Bis auf den Topf haben wir das Wochenende also mehr oder minder schadlos überstanden. Nicht, dass es sich für uns noch groß von den anderen Tagen unterscheidet, denn nun hat der Mann Urlaub und wir alle Vier sind den ganzen Tag zuhause. Juchu. Na, immerhin hat uns der erneute Lockdown weder überrascht, noch ändert sich etwas für uns. Wir halten uns seit Wochen an die jetzt für alle geltenden Regelungen und zahlen munter weiter nicht gerade wenig Kitabeiträge. Um die Freude zu steigern, muss ich zum Ende des Jahres auch noch viel Geld locker machen: es muss nun wirlich der Zahn gerade gerückt werden. Und weil ständige Schmerzen, Fehlfunktion und alle paar Wochen schief sitzende Füllungen noch lange keine Beteiligung der Krankenkasse rechtfertigen, dürfen wir da ca 5000€ berappen. Die Alternative: einen gesunden Zahn, der die größte Kauleistung auf dieser Seite schultert, ziehen. Ach, wie ich unser Gesundheitssystem liebe!
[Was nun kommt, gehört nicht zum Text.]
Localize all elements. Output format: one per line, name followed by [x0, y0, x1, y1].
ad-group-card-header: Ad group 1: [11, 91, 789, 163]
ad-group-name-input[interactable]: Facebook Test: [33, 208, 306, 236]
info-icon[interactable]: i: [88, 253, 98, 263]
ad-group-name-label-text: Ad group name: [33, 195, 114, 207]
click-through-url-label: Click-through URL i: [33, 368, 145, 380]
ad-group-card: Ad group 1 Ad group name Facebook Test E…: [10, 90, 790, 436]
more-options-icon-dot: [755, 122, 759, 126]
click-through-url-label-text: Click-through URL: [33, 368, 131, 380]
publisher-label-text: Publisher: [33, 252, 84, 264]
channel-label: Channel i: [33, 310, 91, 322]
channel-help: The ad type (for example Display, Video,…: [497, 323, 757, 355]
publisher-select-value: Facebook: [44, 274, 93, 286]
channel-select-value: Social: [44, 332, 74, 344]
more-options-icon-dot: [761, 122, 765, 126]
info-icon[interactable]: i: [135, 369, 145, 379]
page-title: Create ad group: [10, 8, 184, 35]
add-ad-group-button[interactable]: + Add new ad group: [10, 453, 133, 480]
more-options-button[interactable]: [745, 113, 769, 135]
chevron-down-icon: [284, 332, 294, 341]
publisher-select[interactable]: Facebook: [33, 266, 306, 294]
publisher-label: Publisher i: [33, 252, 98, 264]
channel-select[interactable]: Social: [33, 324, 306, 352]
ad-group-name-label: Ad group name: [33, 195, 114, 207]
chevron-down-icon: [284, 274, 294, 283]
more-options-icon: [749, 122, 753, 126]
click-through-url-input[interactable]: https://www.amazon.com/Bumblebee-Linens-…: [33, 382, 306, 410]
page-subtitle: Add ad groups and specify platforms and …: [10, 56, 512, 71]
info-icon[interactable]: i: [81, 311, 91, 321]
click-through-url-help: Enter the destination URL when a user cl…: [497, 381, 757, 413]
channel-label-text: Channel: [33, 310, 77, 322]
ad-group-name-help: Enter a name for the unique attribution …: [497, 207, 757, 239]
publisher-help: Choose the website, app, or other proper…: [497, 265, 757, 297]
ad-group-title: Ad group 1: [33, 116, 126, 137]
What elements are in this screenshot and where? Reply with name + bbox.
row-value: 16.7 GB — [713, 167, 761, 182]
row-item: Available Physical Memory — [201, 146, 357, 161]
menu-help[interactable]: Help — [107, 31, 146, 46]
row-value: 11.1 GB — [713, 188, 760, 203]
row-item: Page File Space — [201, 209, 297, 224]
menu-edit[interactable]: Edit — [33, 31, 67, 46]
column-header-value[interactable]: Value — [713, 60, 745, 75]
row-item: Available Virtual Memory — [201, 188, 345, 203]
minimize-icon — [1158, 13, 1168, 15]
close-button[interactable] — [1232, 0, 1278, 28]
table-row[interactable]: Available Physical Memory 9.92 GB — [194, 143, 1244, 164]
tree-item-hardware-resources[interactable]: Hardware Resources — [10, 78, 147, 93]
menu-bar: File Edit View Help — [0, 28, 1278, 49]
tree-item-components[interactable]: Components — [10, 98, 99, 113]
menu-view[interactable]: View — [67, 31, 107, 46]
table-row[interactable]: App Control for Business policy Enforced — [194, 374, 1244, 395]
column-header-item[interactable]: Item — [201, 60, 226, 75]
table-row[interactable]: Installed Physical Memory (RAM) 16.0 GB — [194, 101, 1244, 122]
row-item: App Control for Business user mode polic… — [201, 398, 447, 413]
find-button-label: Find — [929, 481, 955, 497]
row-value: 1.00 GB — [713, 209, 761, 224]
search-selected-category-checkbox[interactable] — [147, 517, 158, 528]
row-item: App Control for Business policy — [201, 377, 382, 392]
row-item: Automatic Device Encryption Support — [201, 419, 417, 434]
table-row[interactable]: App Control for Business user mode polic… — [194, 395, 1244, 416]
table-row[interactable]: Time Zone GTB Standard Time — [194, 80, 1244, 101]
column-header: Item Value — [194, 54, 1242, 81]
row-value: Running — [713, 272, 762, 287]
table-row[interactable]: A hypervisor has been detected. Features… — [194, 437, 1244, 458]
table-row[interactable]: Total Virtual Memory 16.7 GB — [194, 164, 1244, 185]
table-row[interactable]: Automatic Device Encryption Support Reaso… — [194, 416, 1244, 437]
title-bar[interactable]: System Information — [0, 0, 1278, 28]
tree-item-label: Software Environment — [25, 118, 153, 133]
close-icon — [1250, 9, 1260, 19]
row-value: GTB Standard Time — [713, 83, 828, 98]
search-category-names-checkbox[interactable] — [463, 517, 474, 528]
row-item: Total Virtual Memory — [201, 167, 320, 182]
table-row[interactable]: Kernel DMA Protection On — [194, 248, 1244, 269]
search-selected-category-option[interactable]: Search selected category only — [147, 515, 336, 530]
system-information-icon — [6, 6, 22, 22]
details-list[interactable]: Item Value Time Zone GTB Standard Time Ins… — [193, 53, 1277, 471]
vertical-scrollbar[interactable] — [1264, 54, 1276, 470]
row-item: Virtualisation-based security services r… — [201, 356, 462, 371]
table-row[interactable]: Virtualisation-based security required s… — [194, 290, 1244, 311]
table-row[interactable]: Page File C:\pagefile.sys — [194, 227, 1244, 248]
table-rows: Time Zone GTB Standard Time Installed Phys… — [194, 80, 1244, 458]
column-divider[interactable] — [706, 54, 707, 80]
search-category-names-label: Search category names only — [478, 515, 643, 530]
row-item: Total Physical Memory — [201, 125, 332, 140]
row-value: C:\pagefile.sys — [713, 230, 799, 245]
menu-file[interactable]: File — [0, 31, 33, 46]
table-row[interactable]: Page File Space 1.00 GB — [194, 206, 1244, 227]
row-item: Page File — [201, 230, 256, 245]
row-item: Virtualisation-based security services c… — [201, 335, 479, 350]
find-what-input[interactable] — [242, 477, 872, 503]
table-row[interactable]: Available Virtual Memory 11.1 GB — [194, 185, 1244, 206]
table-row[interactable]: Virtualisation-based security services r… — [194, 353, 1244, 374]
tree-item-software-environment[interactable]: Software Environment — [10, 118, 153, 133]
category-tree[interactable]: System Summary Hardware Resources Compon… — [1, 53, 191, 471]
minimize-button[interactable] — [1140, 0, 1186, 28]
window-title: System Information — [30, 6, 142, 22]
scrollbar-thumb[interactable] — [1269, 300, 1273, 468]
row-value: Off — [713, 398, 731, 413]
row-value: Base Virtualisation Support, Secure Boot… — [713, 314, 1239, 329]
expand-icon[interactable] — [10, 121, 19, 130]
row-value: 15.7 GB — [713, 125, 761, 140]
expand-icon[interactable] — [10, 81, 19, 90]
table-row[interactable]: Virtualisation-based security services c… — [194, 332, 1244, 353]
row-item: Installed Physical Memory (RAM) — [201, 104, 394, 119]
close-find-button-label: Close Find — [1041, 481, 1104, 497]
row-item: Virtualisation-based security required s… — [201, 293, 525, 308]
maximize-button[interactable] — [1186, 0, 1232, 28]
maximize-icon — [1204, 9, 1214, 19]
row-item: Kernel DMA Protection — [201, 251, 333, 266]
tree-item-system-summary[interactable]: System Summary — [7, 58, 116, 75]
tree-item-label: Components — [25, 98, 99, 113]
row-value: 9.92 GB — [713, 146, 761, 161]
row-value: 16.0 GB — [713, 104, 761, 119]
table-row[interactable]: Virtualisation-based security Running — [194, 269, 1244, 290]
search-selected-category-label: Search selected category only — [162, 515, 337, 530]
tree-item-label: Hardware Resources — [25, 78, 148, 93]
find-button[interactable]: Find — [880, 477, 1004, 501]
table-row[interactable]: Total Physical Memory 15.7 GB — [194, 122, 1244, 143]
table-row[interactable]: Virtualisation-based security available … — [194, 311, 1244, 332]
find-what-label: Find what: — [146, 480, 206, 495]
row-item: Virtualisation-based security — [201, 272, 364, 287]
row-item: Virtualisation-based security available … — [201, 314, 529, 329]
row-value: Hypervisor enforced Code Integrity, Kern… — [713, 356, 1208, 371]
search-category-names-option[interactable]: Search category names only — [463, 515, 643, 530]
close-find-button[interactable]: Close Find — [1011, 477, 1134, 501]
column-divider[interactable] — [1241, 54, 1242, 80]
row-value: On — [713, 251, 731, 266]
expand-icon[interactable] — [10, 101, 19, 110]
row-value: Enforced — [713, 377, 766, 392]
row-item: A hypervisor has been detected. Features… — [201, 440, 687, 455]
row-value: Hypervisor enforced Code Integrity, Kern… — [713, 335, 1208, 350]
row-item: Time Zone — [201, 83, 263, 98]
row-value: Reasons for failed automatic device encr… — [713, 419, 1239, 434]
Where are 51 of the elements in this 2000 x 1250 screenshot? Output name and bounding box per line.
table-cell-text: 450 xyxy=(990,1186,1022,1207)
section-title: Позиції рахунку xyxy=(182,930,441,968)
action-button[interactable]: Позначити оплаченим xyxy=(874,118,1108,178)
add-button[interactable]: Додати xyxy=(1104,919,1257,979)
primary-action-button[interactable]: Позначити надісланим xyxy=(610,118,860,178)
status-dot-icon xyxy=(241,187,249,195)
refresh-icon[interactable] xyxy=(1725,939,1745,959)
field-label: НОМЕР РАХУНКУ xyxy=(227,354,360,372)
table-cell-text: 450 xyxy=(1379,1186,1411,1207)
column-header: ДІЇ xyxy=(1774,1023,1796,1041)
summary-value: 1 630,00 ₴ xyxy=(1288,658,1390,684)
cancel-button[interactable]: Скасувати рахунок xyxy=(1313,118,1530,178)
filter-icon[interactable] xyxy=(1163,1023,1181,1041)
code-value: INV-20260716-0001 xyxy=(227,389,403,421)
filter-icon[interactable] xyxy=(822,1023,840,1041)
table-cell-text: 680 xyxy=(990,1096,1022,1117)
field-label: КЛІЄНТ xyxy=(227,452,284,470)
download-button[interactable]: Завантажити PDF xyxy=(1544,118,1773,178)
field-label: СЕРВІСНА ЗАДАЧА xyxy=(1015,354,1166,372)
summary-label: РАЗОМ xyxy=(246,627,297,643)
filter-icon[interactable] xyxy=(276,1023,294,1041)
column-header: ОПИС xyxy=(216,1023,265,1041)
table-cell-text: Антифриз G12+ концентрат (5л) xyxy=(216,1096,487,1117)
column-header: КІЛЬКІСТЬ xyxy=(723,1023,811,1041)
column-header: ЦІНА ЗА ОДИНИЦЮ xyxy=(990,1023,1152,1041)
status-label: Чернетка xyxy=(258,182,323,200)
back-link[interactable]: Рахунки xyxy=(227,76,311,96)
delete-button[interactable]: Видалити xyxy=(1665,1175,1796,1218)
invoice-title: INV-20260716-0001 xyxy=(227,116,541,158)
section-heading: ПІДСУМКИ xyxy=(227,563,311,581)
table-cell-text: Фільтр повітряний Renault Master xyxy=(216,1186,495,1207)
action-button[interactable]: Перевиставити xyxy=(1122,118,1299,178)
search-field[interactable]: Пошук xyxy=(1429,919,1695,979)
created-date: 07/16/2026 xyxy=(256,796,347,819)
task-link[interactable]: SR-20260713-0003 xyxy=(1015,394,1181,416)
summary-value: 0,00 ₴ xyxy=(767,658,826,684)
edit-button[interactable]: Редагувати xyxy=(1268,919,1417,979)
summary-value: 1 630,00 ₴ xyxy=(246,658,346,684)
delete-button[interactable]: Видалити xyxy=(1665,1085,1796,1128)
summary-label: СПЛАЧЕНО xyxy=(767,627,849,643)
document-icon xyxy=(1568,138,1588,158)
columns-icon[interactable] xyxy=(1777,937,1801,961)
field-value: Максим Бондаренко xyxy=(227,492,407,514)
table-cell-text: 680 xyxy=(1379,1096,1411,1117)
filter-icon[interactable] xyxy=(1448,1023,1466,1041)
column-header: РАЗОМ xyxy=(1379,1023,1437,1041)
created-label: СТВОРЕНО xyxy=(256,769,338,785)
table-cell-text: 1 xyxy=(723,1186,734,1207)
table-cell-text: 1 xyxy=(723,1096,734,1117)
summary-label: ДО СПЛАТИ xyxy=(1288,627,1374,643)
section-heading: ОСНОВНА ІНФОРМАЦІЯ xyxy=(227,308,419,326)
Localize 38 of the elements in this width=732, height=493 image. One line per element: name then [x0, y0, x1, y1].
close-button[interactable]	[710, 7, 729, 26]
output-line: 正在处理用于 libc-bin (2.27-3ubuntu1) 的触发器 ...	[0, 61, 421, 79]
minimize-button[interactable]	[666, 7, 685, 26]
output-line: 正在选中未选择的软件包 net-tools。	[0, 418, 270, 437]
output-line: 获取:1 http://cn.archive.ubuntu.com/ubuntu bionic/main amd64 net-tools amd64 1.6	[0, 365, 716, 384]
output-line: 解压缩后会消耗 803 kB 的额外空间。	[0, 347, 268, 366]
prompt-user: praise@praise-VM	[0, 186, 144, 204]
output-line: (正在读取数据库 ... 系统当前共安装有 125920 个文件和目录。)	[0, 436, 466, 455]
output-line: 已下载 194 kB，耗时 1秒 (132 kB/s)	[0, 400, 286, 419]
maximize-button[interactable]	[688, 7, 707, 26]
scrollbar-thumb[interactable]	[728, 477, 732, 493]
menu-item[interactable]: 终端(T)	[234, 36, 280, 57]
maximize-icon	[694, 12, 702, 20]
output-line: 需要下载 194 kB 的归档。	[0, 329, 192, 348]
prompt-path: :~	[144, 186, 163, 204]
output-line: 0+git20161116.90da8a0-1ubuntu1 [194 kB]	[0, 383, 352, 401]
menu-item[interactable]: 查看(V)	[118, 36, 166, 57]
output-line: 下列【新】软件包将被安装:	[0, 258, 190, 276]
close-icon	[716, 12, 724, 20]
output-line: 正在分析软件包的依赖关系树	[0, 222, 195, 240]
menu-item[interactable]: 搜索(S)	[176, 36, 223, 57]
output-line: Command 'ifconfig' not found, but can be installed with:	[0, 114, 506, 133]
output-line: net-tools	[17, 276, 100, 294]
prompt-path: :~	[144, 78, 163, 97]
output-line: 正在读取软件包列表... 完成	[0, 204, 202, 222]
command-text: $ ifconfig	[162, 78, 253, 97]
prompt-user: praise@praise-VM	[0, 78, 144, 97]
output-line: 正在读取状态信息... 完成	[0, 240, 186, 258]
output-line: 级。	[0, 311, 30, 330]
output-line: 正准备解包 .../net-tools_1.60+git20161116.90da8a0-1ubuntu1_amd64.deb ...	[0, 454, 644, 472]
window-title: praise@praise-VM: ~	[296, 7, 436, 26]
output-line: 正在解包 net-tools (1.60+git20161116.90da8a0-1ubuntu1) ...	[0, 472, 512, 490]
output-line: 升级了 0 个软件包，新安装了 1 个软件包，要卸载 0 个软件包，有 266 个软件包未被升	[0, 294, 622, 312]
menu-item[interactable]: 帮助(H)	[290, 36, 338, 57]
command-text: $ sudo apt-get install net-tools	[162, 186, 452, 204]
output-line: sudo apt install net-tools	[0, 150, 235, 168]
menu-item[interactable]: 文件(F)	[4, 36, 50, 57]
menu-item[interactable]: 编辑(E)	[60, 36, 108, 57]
Dazu kommt nochmal ein ordentliches Sümmchen für eine neue Brille. Das habe ich schon viel zu lange vor mir hergeschoben. Die Messung ergab: für knapp 10 Jahre hat sich erfreulich wenig an der athmosphärischen Sehstärke geändert, dafür deutlich mehr Hornhautkrümmung. Also einmal ein neues Gestell, denn so langsam würde ich wirlich mal ein größeres scharfes Sichtfeld haben UND das alte ist so alt, dass es dafür nicht mal mehr Ersatzteil gibt. Und nochmal halbwegs zurechtbiegen hält mein treuer Begleiter nicht mehr aus. Als ich die neue Sehhilfe abhole, muss ich erstmal ordentlich schlucken: Da sind ja krasse Falten und Augenringe! Die wurden bisher charmanterweise von den roten Brillenrändern verdeckt. Uffi. Dafür sehe ich jetzt auch bei allen andern Menschen die Falten in Ultra HD oder 4k. Also ein bisschen ausgleichende Gerechtigkeit. Trotz meiner Befürchtungen gewöhne ich mich sogar sehr schnell an mein neues Gesicht. Ich und Neues – das ist ja immer so eine Sache. Was sagt ihr?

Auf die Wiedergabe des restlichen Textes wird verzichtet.